The most popular Google search term that leads people to my blog is some variation of “Is it okay to wear a maxi skirt to a job interview?”
I never wrote about this. What I wrote, in 2013, was a post about finding out I had to conduct an evaluation at the men’s prison, being advised not to wear form-fitting clothing to said prison, briefly questioning whether or not my maxi skirt was prison-appropriate, and having it not matter in the end. Early in the post, I mentioned that I’d been to the prison once before for a job interview. And, as dramatic clickbait, I titled the post “The Time my Maxi Skirt Almost Got me Thrown out of a Men’s Prison.”
So now, if you go to Google and type in “is it ok to wear a maxi skirt to a job interview?” this is the 5th result that appears:
It’s like Google read my post and then proceeded to get high, pass out while watching The Wizard of Oz, and have a psychedelic dream in which the events of my post occurred jumbled up and out of context.

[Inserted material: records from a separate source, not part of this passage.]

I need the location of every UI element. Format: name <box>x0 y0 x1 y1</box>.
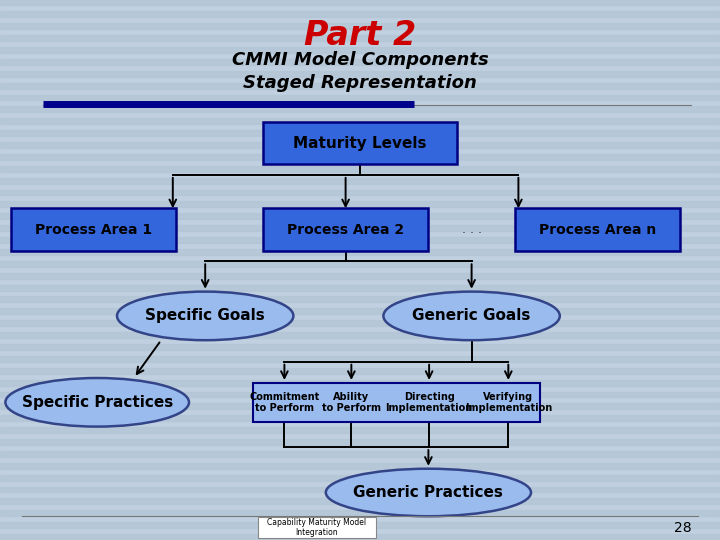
Text: CMMI Model Components
Staged Representation: CMMI Model Components Staged Representat… <box>232 51 488 92</box>
Bar <box>0 475 720 481</box>
Bar <box>0 308 720 314</box>
FancyBboxPatch shape <box>515 208 680 251</box>
Text: Process Area 2: Process Area 2 <box>287 222 404 237</box>
Ellipse shape <box>6 378 189 427</box>
Bar <box>0 534 720 540</box>
Text: Commitment
to Perform: Commitment to Perform <box>249 392 320 413</box>
Bar <box>0 154 720 160</box>
Bar <box>0 463 720 469</box>
Bar <box>0 273 720 279</box>
Bar <box>0 118 720 124</box>
Bar <box>0 237 720 243</box>
Bar <box>0 510 720 516</box>
Bar <box>0 332 720 338</box>
Bar <box>0 35 720 41</box>
Bar <box>0 392 720 397</box>
Bar <box>0 439 720 445</box>
FancyBboxPatch shape <box>263 122 457 164</box>
Bar <box>0 47 720 53</box>
Bar <box>0 71 720 77</box>
Bar <box>0 225 720 231</box>
Bar <box>0 498 720 504</box>
Bar <box>0 427 720 433</box>
Ellipse shape <box>384 292 560 340</box>
Text: Directing
Implementation: Directing Implementation <box>385 392 473 413</box>
Bar <box>0 166 720 172</box>
Bar <box>0 213 720 219</box>
FancyBboxPatch shape <box>258 517 376 538</box>
Bar <box>0 261 720 267</box>
Bar <box>0 83 720 89</box>
Text: Process Area n: Process Area n <box>539 222 656 237</box>
FancyBboxPatch shape <box>263 208 428 251</box>
Bar <box>0 178 720 184</box>
Bar <box>0 415 720 421</box>
Bar <box>0 368 720 374</box>
Bar <box>0 201 720 207</box>
Text: . . .: . . . <box>462 223 482 236</box>
Text: 28: 28 <box>674 521 691 535</box>
Bar <box>0 296 720 302</box>
Text: Generic Practices: Generic Practices <box>354 485 503 500</box>
Ellipse shape <box>325 469 531 516</box>
Bar <box>0 403 720 409</box>
FancyBboxPatch shape <box>11 208 176 251</box>
Bar <box>0 11 720 17</box>
Bar <box>0 249 720 255</box>
Bar <box>0 59 720 65</box>
Bar <box>0 23 720 29</box>
Bar <box>0 285 720 291</box>
Ellipse shape <box>117 292 294 340</box>
Bar <box>0 190 720 195</box>
Text: Ability
to Perform: Ability to Perform <box>322 392 381 413</box>
Text: Process Area 1: Process Area 1 <box>35 222 152 237</box>
Bar <box>0 130 720 136</box>
Text: Specific Goals: Specific Goals <box>145 308 265 323</box>
Bar <box>0 356 720 362</box>
Text: Maturity Levels: Maturity Levels <box>293 136 427 151</box>
Text: Capability Maturity Model
Integration: Capability Maturity Model Integration <box>267 518 366 537</box>
Bar <box>0 487 720 492</box>
Bar <box>0 451 720 457</box>
Bar <box>0 94 720 100</box>
Text: Verifying
Implementation: Verifying Implementation <box>464 392 552 413</box>
Text: Part 2: Part 2 <box>304 18 416 52</box>
Bar <box>0 0 720 5</box>
Text: Specific Practices: Specific Practices <box>22 395 173 410</box>
Text: Generic Goals: Generic Goals <box>413 308 531 323</box>
Bar <box>0 142 720 148</box>
Bar <box>0 106 720 112</box>
Bar <box>0 522 720 528</box>
Bar <box>0 380 720 386</box>
Bar <box>0 320 720 326</box>
FancyBboxPatch shape <box>253 383 540 422</box>
Bar <box>0 344 720 350</box>
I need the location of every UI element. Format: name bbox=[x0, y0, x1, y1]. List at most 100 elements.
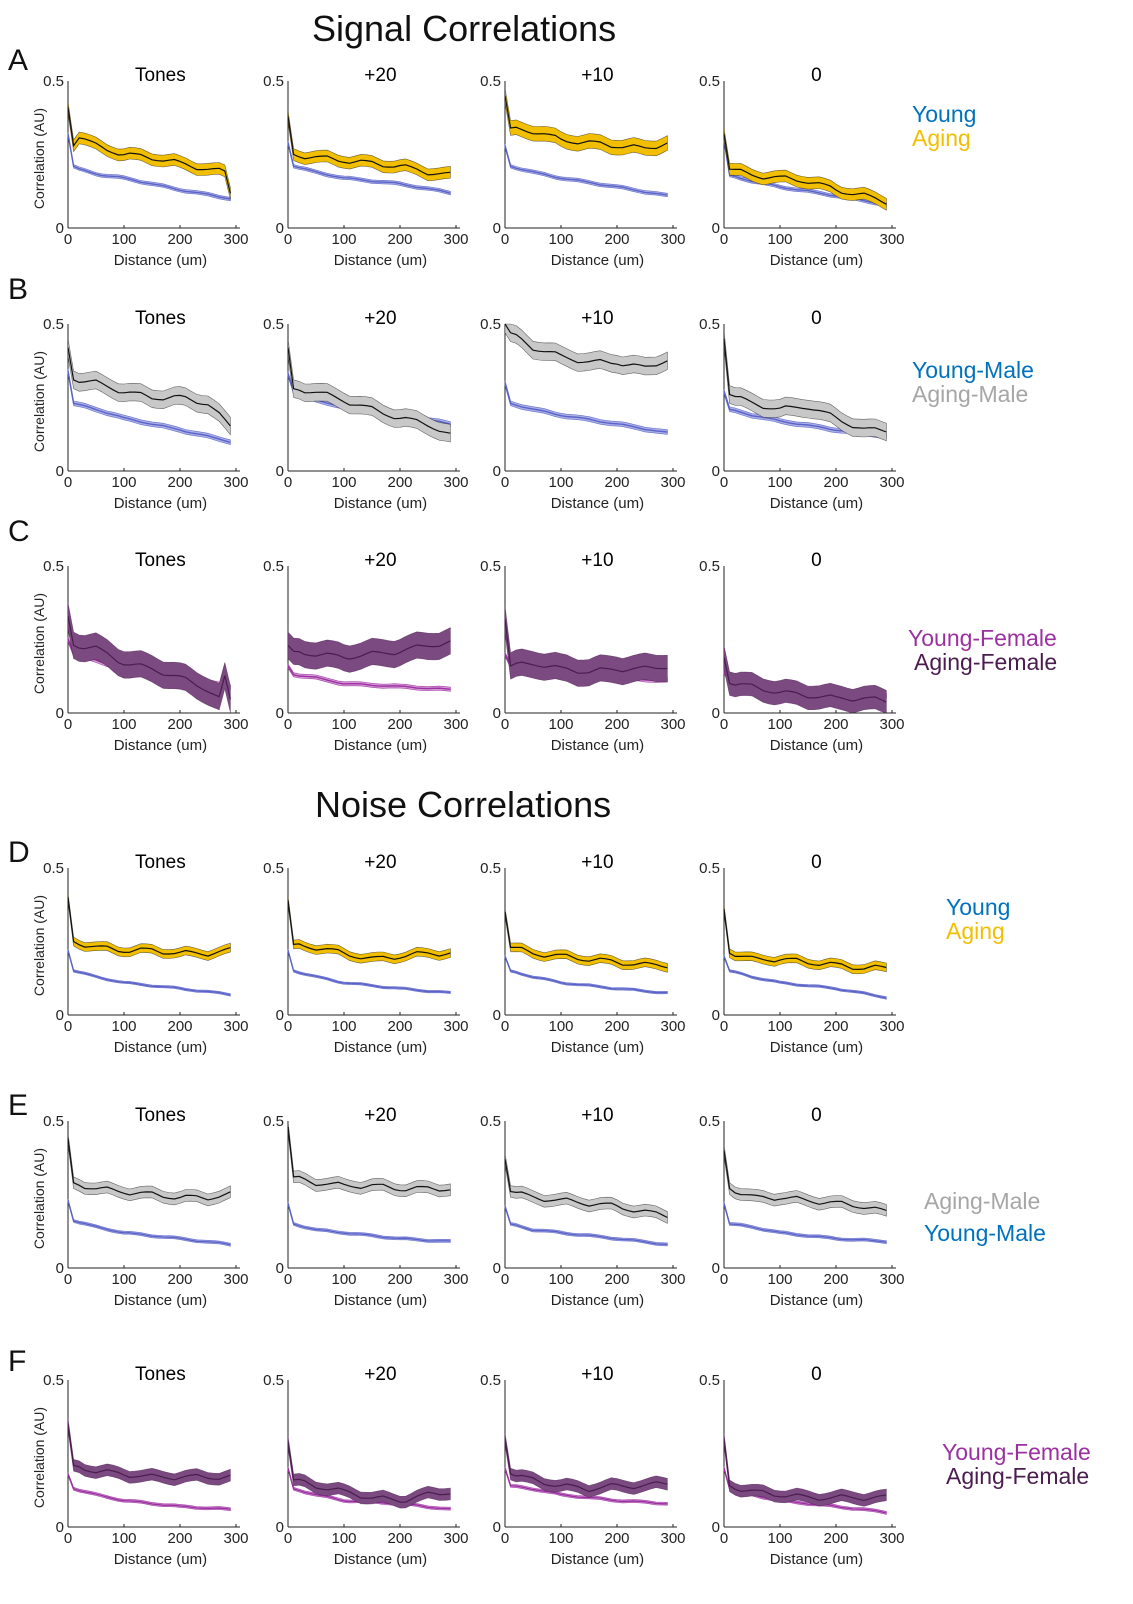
line-young-male bbox=[67, 370, 231, 443]
line-young-male bbox=[67, 1200, 231, 1246]
y-tick-label: 0 bbox=[493, 1519, 501, 1536]
legend-entry-aging-female: Aging-Female bbox=[946, 1463, 1090, 1489]
x-tick-label: 100 bbox=[548, 231, 573, 248]
x-tick-label: 0 bbox=[64, 716, 72, 733]
x-tick-label: 300 bbox=[879, 1530, 904, 1547]
y-tick-label: 0.5 bbox=[263, 316, 284, 333]
y-tick-label: 0.5 bbox=[43, 558, 64, 575]
x-tick-label: 100 bbox=[331, 231, 356, 248]
x-tick-label: 100 bbox=[767, 1530, 792, 1547]
x-tick-label: 100 bbox=[331, 1530, 356, 1547]
panel-title: +10 bbox=[581, 65, 613, 86]
x-axis-label: Distance (um) bbox=[770, 252, 863, 269]
panel-title: +20 bbox=[364, 1105, 396, 1126]
panel-f-1: Tones 0 100 200 300 0 0.5 Distance (um) Correlat… bbox=[31, 1364, 249, 1568]
line-aging-female bbox=[287, 1441, 451, 1503]
x-axis-label: Distance (um) bbox=[114, 252, 207, 269]
band-young bbox=[504, 954, 668, 995]
band-aging-female bbox=[287, 1435, 451, 1509]
panel-title: +10 bbox=[581, 1105, 613, 1126]
line-aging-female bbox=[504, 1438, 668, 1493]
y-tick-label: 0.5 bbox=[263, 73, 284, 90]
band-aging bbox=[67, 892, 231, 961]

It’s a disturbing sampling of phrases and ellipses, to say the least, and I can see how an anxious, Maxi skirt-wearing job seeker might see that and assume my outfit got me banned and blacklisted by a potential employer. So then they click, and ultimately waste four minutes of their valuable interview prep time reading a totally inane and meaningless anecdote about my anxiety.
And they never get their question answered. And I feel bad about that.
For years, I’ve been wanting to write an actual post addressing whether or not it’s okay to wear a maxi skirt to a job interview, since clearly there is a very real need for this in my online community. But here’s the thing: I don’t know either! After rolling the question around in my mind for almost three years now, I still can’t come to a conclusion about whether or not it’s okay.
I’ve spent a lot of time Googling it myself, and all I can tell you is that opinions on the matter are very mixed. One woman claims that she wore one to an interview and all five of her interviewers complimented her on it. Others say it’s a death sentence to your career.
On one hand, maxi skirts are stylish, comfortable, and can be made to look plenty professional. While I’d never suggest wearing one to interview at a corporate law firm, it might be just fine for a more artsy job, or a nonprofit. (The first time I wore one to work, my co-worker said “Wow! You actually look like a real clinician today.”)
But on the other hand, why risk it? If you’re not sure it’s okay, and I’m not sure it’s okay, and hundreds of Googlers aren’t sure it’s okay, and if several dozen online forums are dedicated to questioning whether or not it’s okay, then maybe we should all just take a deep breath and listen to Oprah’s advice: “Doubt means don’t.” (I actually think that’s terrible advice 99% of the time. If I never did anything I doubted, I’d never do anything at all. But this is the 1% of the time I can get on board.)
Because here’s the thing. Job interviews are nerve-racking enough as is. You want to be at your best, with as few distractions as possible. If worrying about the appropriateness of your outfit is going to take up any space in your head, then you will feel less confident and it won’t be worth it. Wear something you don’t have to question so that you can walk in feeling self-assured, and so that you can pour all your mental energy into knocking those interview questions out of the park.
My advice for interview apparel? Black pants, heels, a blouse, and a cheap but pretty blazer from Maurices (you’ll probably only wear it once). Then, once you land the job, go ahead and wear the hell out of that maxi skirt, as often as you damn well please. Also, wear leggings or thin shorts underneath to prevent chafing.
That’s all I got. I hope this has been more helpful than my story about going to prison. The second most popular search term that leads people here- and I’m not making this up- is “maxi skirts for men.” But my opinion on that, my friends, is for another day.